Wir wollen aber vorläufig so tun, als ob diese Unterscheidung selbst legitim, begründet und beglaubigt sei. Wir wollen dies zumindest für jene Zeitspanne tun, die es braucht, um zu verstehen, was Kant Sorgen macht, und um ihm darin zu folgen, was an dieser Sorge vernünftig und legitim sein mag.
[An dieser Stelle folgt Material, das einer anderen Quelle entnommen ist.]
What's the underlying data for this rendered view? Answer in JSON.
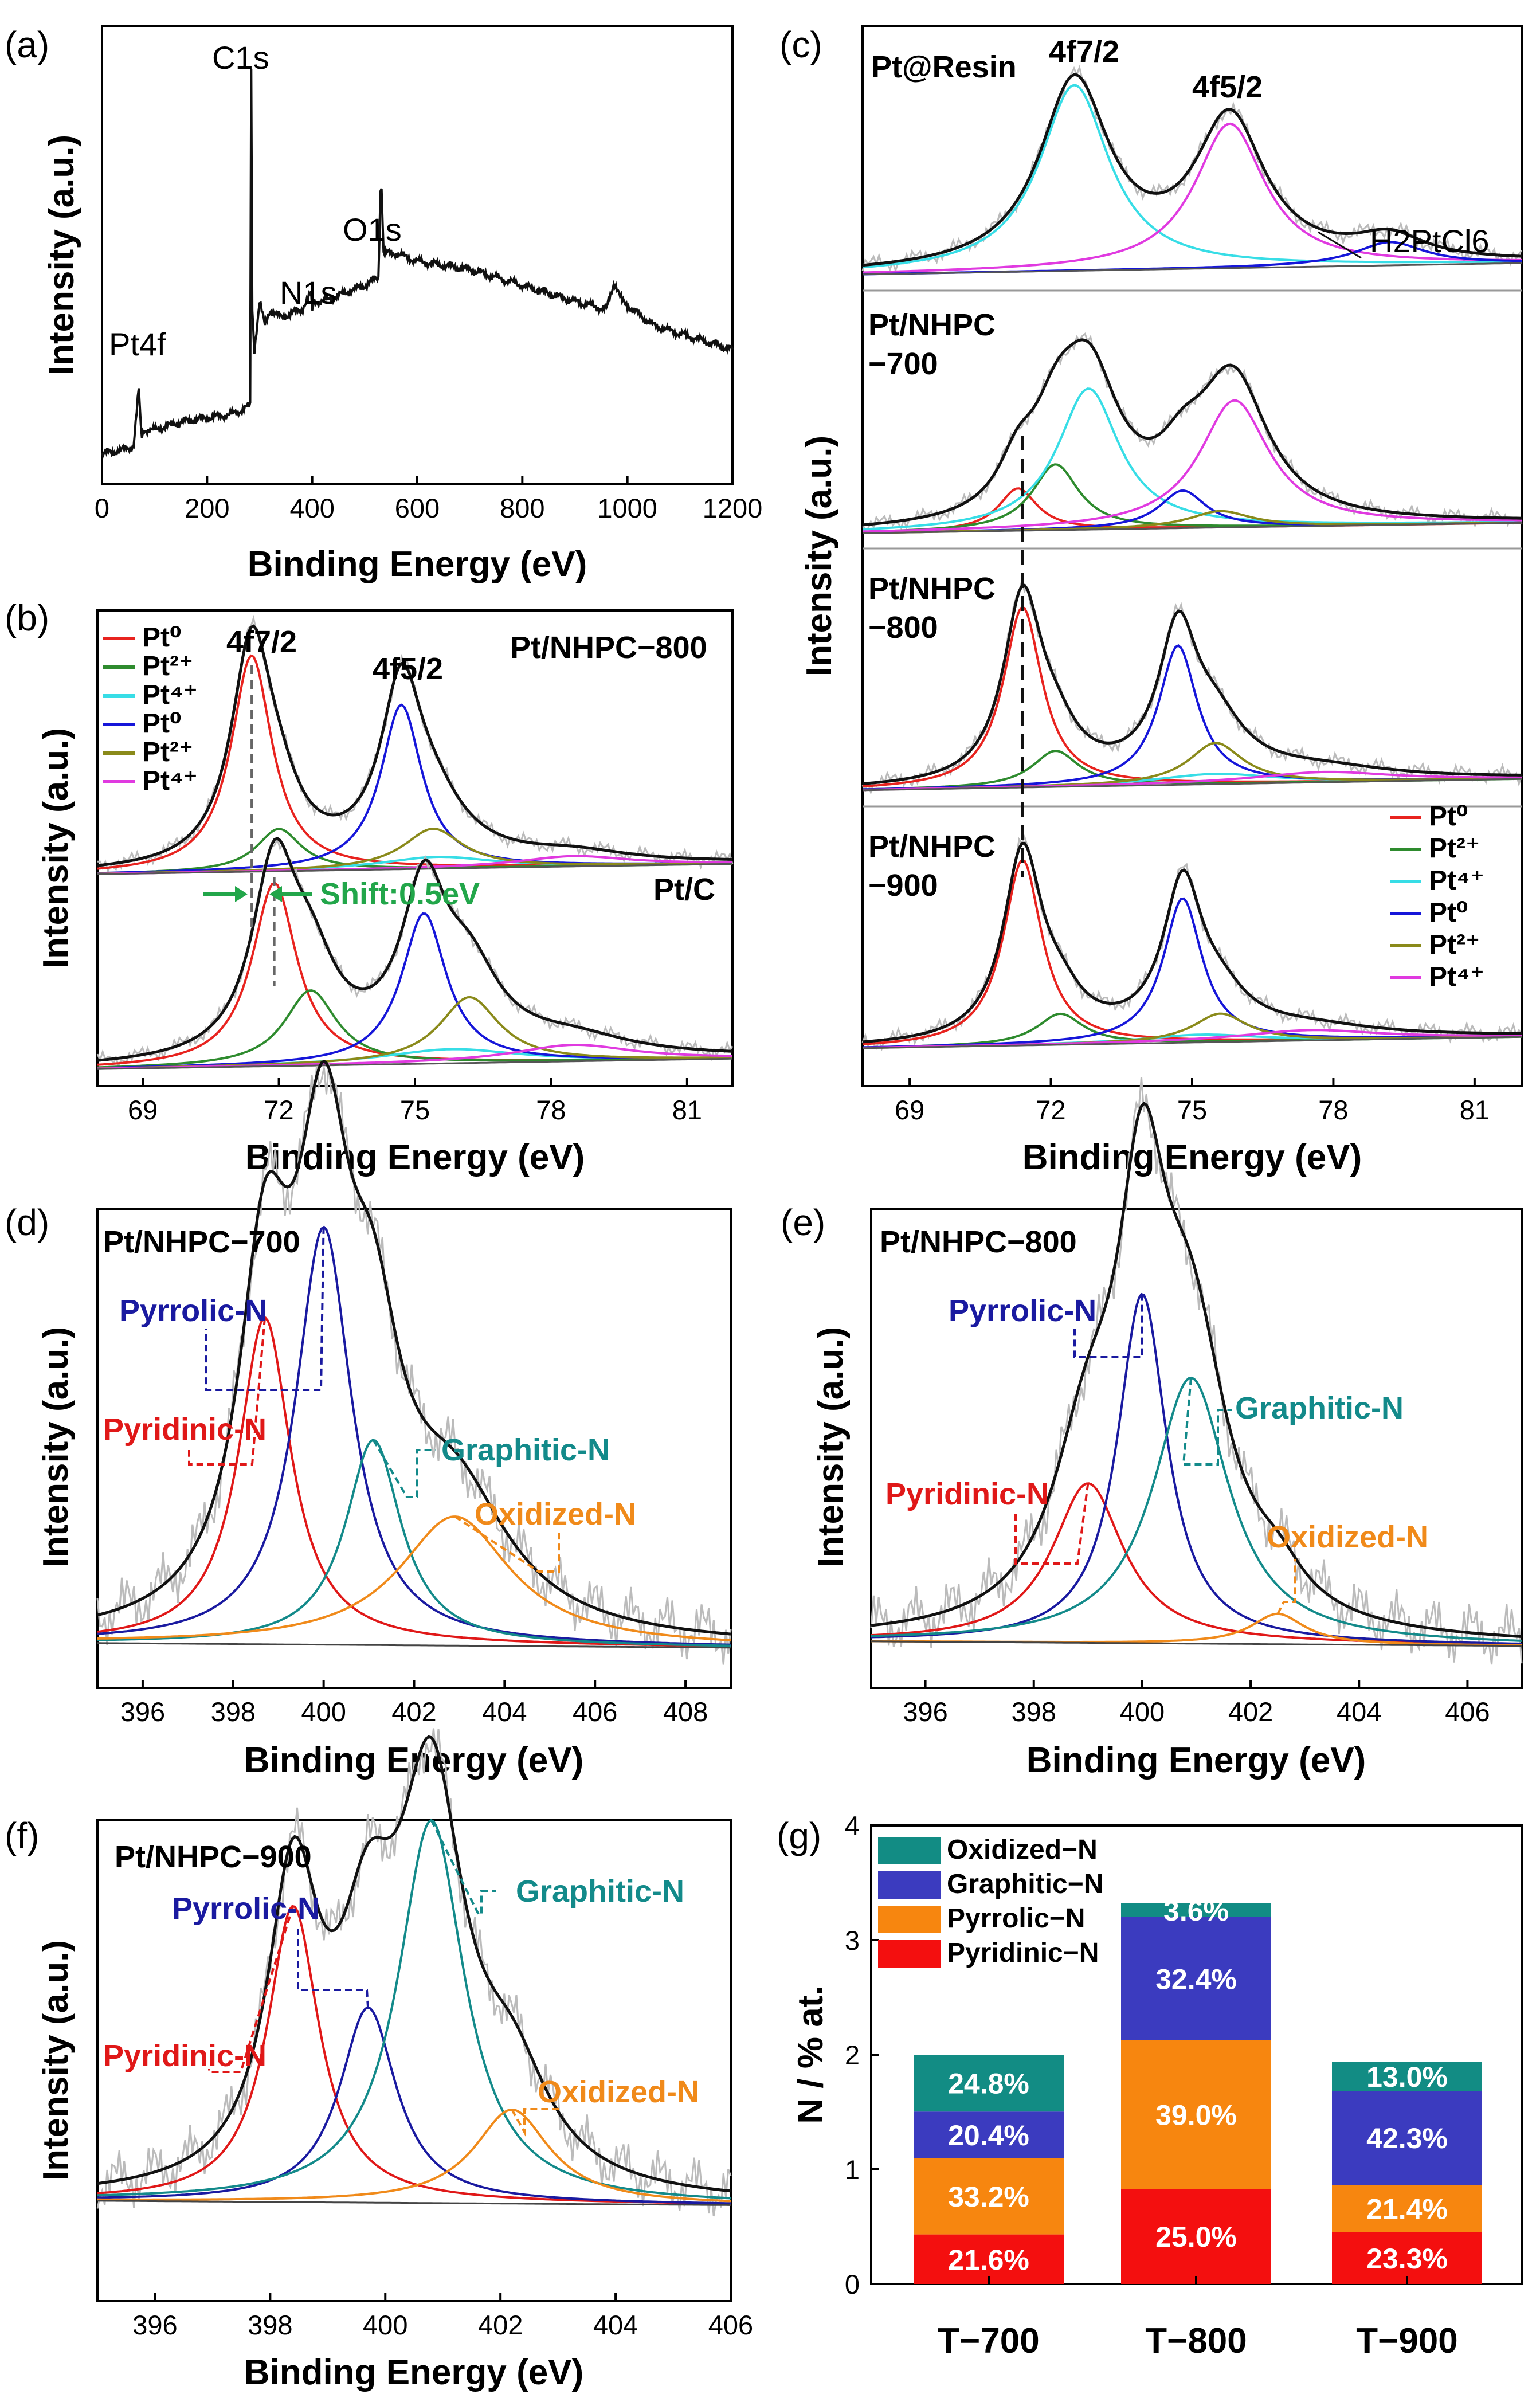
{
  "colors": {
    "pt0": "#e8231f",
    "pt2": "#2e8b2e",
    "pt4": "#37dde6",
    "pt0b": "#1616d9",
    "pt2b": "#8a8a1a",
    "pt4b": "#e03ae0",
    "envelope": "#111111",
    "raw": "#bbbbbb",
    "pyridinic": "#e01818",
    "pyrrolic": "#1a1aa0",
    "graphitic": "#138a8a",
    "oxidized": "#f08a1a",
    "bar_pyridinic": "#f40f0f",
    "bar_pyrrolic": "#f7860f",
    "bar_graphitic": "#3b3bbf",
    "bar_oxidized": "#128c84",
    "shift": "#22a64a"
  },
  "chart_data": [
    {
      "panel": "(a)",
      "type": "line",
      "xlabel": "Binding Energy (eV)",
      "ylabel": "Intensity (a.u.)",
      "xlim": [
        0,
        1200
      ],
      "xticks": [
        0,
        200,
        400,
        600,
        800,
        1000,
        1200
      ],
      "annotations": [
        "C1s",
        "O1s",
        "N1s",
        "Pt4f"
      ],
      "series": [
        {
          "name": "survey",
          "x": [
            0,
            40,
            60,
            70,
            75,
            80,
            100,
            150,
            200,
            250,
            282,
            284,
            286,
            290,
            300,
            310,
            320,
            340,
            380,
            398,
            400,
            402,
            420,
            460,
            500,
            526,
            531,
            536,
            560,
            600,
            700,
            800,
            900,
            960,
            975,
            990,
            1000,
            1050,
            1100,
            1150,
            1200
          ],
          "y": [
            4,
            5,
            6,
            20,
            8,
            10,
            10,
            12,
            13,
            14,
            16,
            100,
            40,
            30,
            42,
            36,
            40,
            38,
            40,
            44,
            39,
            42,
            42,
            44,
            46,
            48,
            75,
            54,
            54,
            52,
            50,
            46,
            42,
            40,
            47,
            42,
            41,
            36,
            34,
            32,
            30
          ]
        }
      ]
    },
    {
      "panel": "(b)",
      "type": "line",
      "xlabel": "Binding Energy (eV)",
      "ylabel": "Intensity (a.u.)",
      "xlim": [
        68,
        82
      ],
      "xticks": [
        69,
        72,
        75,
        78,
        81
      ],
      "legend": [
        "Pt⁰",
        "Pt²⁺",
        "Pt⁴⁺",
        "Pt⁰",
        "Pt²⁺",
        "Pt⁴⁺"
      ],
      "sample_labels": [
        "Pt/NHPC−800",
        "Pt/C"
      ],
      "peak_labels": [
        "4f7/2",
        "4f5/2"
      ],
      "shift_label": "Shift:0.5eV",
      "dashed_lines_x": [
        71.4,
        71.9
      ],
      "spectra": [
        {
          "name": "Pt/NHPC−800",
          "peaks": [
            {
              "state": "pt0",
              "center": 71.4,
              "height": 4.6,
              "width": 0.55
            },
            {
              "state": "pt2",
              "center": 72.0,
              "height": 0.9,
              "width": 0.6
            },
            {
              "state": "pt4",
              "center": 75.5,
              "height": 0.25,
              "width": 1.5
            },
            {
              "state": "pt0b",
              "center": 74.7,
              "height": 3.5,
              "width": 0.55
            },
            {
              "state": "pt2b",
              "center": 75.4,
              "height": 0.85,
              "width": 0.8
            },
            {
              "state": "pt4b",
              "center": 78.5,
              "height": 0.22,
              "width": 1.5
            }
          ]
        },
        {
          "name": "Pt/C",
          "peaks": [
            {
              "state": "pt0",
              "center": 71.9,
              "height": 3.9,
              "width": 0.6
            },
            {
              "state": "pt2",
              "center": 72.7,
              "height": 1.6,
              "width": 0.7
            },
            {
              "state": "pt4",
              "center": 75.8,
              "height": 0.3,
              "width": 1.8
            },
            {
              "state": "pt0b",
              "center": 75.2,
              "height": 3.2,
              "width": 0.6
            },
            {
              "state": "pt2b",
              "center": 76.2,
              "height": 1.4,
              "width": 0.8
            },
            {
              "state": "pt4b",
              "center": 78.5,
              "height": 0.35,
              "width": 1.6
            }
          ]
        }
      ]
    },
    {
      "panel": "(c)",
      "type": "line",
      "xlabel": "Binding Energy (eV)",
      "ylabel": "Intensity (a.u.)",
      "xlim": [
        68,
        82
      ],
      "xticks": [
        69,
        72,
        75,
        78,
        81
      ],
      "legend": [
        "Pt⁰",
        "Pt²⁺",
        "Pt⁴⁺",
        "Pt⁰",
        "Pt²⁺",
        "Pt⁴⁺"
      ],
      "sample_labels": [
        "Pt@Resin",
        "Pt/NHPC\n−700",
        "Pt/NHPC\n−800",
        "Pt/NHPC\n−900"
      ],
      "peak_labels": [
        "4f7/2",
        "4f5/2",
        "H2PtCl6"
      ],
      "dashed_line_x": 71.4,
      "spectra": [
        {
          "name": "Pt@Resin",
          "peaks": [
            {
              "state": "pt4",
              "center": 72.5,
              "height": 3.6,
              "width": 0.9
            },
            {
              "state": "pt4b",
              "center": 75.8,
              "height": 2.8,
              "width": 0.9
            },
            {
              "state": "pt0b",
              "center": 79.2,
              "height": 0.45,
              "width": 0.9
            }
          ]
        },
        {
          "name": "Pt/NHPC−700",
          "peaks": [
            {
              "state": "pt0",
              "center": 71.3,
              "height": 0.9,
              "width": 0.5
            },
            {
              "state": "pt2",
              "center": 72.1,
              "height": 1.4,
              "width": 0.6
            },
            {
              "state": "pt4",
              "center": 72.8,
              "height": 3.0,
              "width": 0.8
            },
            {
              "state": "pt0b",
              "center": 74.8,
              "height": 0.8,
              "width": 0.6
            },
            {
              "state": "pt2b",
              "center": 75.6,
              "height": 0.35,
              "width": 0.8
            },
            {
              "state": "pt4b",
              "center": 75.9,
              "height": 2.7,
              "width": 0.9
            }
          ]
        },
        {
          "name": "Pt/NHPC−800",
          "peaks": [
            {
              "state": "pt0",
              "center": 71.4,
              "height": 3.5,
              "width": 0.5
            },
            {
              "state": "pt2",
              "center": 72.1,
              "height": 0.7,
              "width": 0.6
            },
            {
              "state": "pt4",
              "center": 75.5,
              "height": 0.2,
              "width": 1.5
            },
            {
              "state": "pt0b",
              "center": 74.7,
              "height": 2.7,
              "width": 0.5
            },
            {
              "state": "pt2b",
              "center": 75.5,
              "height": 0.8,
              "width": 0.7
            },
            {
              "state": "pt4b",
              "center": 77.8,
              "height": 0.2,
              "width": 1.8
            }
          ]
        },
        {
          "name": "Pt/NHPC−900",
          "peaks": [
            {
              "state": "pt0",
              "center": 71.4,
              "height": 3.6,
              "width": 0.5
            },
            {
              "state": "pt2",
              "center": 72.2,
              "height": 0.6,
              "width": 0.6
            },
            {
              "state": "pt4",
              "center": 75.2,
              "height": 0.15,
              "width": 1.5
            },
            {
              "state": "pt0b",
              "center": 74.8,
              "height": 2.8,
              "width": 0.5
            },
            {
              "state": "pt2b",
              "center": 75.6,
              "height": 0.55,
              "width": 0.7
            },
            {
              "state": "pt4b",
              "center": 77.5,
              "height": 0.2,
              "width": 1.8
            }
          ]
        }
      ]
    },
    {
      "panel": "(d)",
      "type": "line",
      "title": "Pt/NHPC−700",
      "xlabel": "Binding Energy (eV)",
      "ylabel": "Intensity (a.u.)",
      "xlim": [
        395,
        409
      ],
      "xticks": [
        396,
        398,
        400,
        402,
        404,
        406,
        408
      ],
      "peaks": [
        {
          "name": "Pyridinic-N",
          "center": 398.7,
          "height": 2.15,
          "width": 0.7
        },
        {
          "name": "Pyrrolic-N",
          "center": 400.0,
          "height": 2.75,
          "width": 0.75
        },
        {
          "name": "Graphitic-N",
          "center": 401.1,
          "height": 1.35,
          "width": 0.75
        },
        {
          "name": "Oxidized-N",
          "center": 402.9,
          "height": 0.85,
          "width": 1.5
        }
      ]
    },
    {
      "panel": "(e)",
      "type": "line",
      "title": "Pt/NHPC−800",
      "xlabel": "Binding Energy (eV)",
      "ylabel": "Intensity (a.u.)",
      "xlim": [
        395,
        407
      ],
      "xticks": [
        396,
        398,
        400,
        402,
        404,
        406
      ],
      "peaks": [
        {
          "name": "Pyridinic-N",
          "center": 399.0,
          "height": 1.05,
          "width": 0.8
        },
        {
          "name": "Pyrrolic-N",
          "center": 400.0,
          "height": 2.3,
          "width": 0.55
        },
        {
          "name": "Graphitic-N",
          "center": 400.9,
          "height": 1.75,
          "width": 0.85
        },
        {
          "name": "Oxidized-N",
          "center": 402.5,
          "height": 0.2,
          "width": 0.6
        }
      ]
    },
    {
      "panel": "(f)",
      "type": "line",
      "title": "Pt/NHPC−900",
      "xlabel": "Binding Energy (eV)",
      "ylabel": "Intensity (a.u.)",
      "xlim": [
        395,
        406
      ],
      "xticks": [
        396,
        398,
        400,
        402,
        404,
        406
      ],
      "peaks": [
        {
          "name": "Pyridinic-N",
          "center": 398.4,
          "height": 2.05,
          "width": 0.55
        },
        {
          "name": "Pyrrolic-N",
          "center": 399.7,
          "height": 1.35,
          "width": 0.6
        },
        {
          "name": "Graphitic-N",
          "center": 400.8,
          "height": 2.65,
          "width": 0.7
        },
        {
          "name": "Oxidized-N",
          "center": 402.2,
          "height": 0.65,
          "width": 0.8
        }
      ]
    },
    {
      "panel": "(g)",
      "type": "bar",
      "xlabel": "",
      "ylabel": "N / % at.",
      "ylim": [
        0,
        4
      ],
      "yticks": [
        0,
        1,
        2,
        3,
        4
      ],
      "categories": [
        "T−700",
        "T−800",
        "T−900"
      ],
      "legend": [
        "Oxidized−N",
        "Graphitic−N",
        "Pyrrolic−N",
        "Pyridinic−N"
      ],
      "series": [
        {
          "name": "Pyridinic−N",
          "values": [
            0.432,
            0.83,
            0.451
          ],
          "labels": [
            "21.6%",
            "25.0%",
            "23.3%"
          ]
        },
        {
          "name": "Pyrrolic−N",
          "values": [
            0.664,
            1.295,
            0.414
          ],
          "labels": [
            "33.2%",
            "39.0%",
            "21.4%"
          ]
        },
        {
          "name": "Graphitic−N",
          "values": [
            0.408,
            1.076,
            0.819
          ],
          "labels": [
            "20.4%",
            "32.4%",
            "42.3%"
          ]
        },
        {
          "name": "Oxidized−N",
          "values": [
            0.496,
            0.12,
            0.252
          ],
          "labels": [
            "24.8%",
            "3.6%",
            "13.0%"
          ]
        }
      ],
      "totals": [
        2.0,
        3.32,
        1.94
      ]
    }
  ]
}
Nachdem Kant diese Unterscheidung gesetzt oder in Erinnerung gerufen hat, immer noch im selben Text (Rechtslehre, genauer gesagt die Metaphysischen Grundlagen der Rechtslehre, in der Metaphysik der Sitten, 2. Teil, § 4920), setzt Kant, dass die juridische Strafe (forensis), die einzige, die den „Gesetzgeber“ interessiere, niemals einfach als ein Mittel dekretiert werden könne, um ein Gut zu erlangen (nie bloss als Mittel eines anderen Gutes*), sei es zum Nutzen des Verbrechers oder zum Nutzen der bürgerlichen Gesellschaft, sondern dass man sie nur deshalb auf ihn anwenden dürfe (diese Strafe auf den Verbrecher), weil Letzterer sich schuldig gemacht hat (weil er verbrochen hat*, hervorgehoben).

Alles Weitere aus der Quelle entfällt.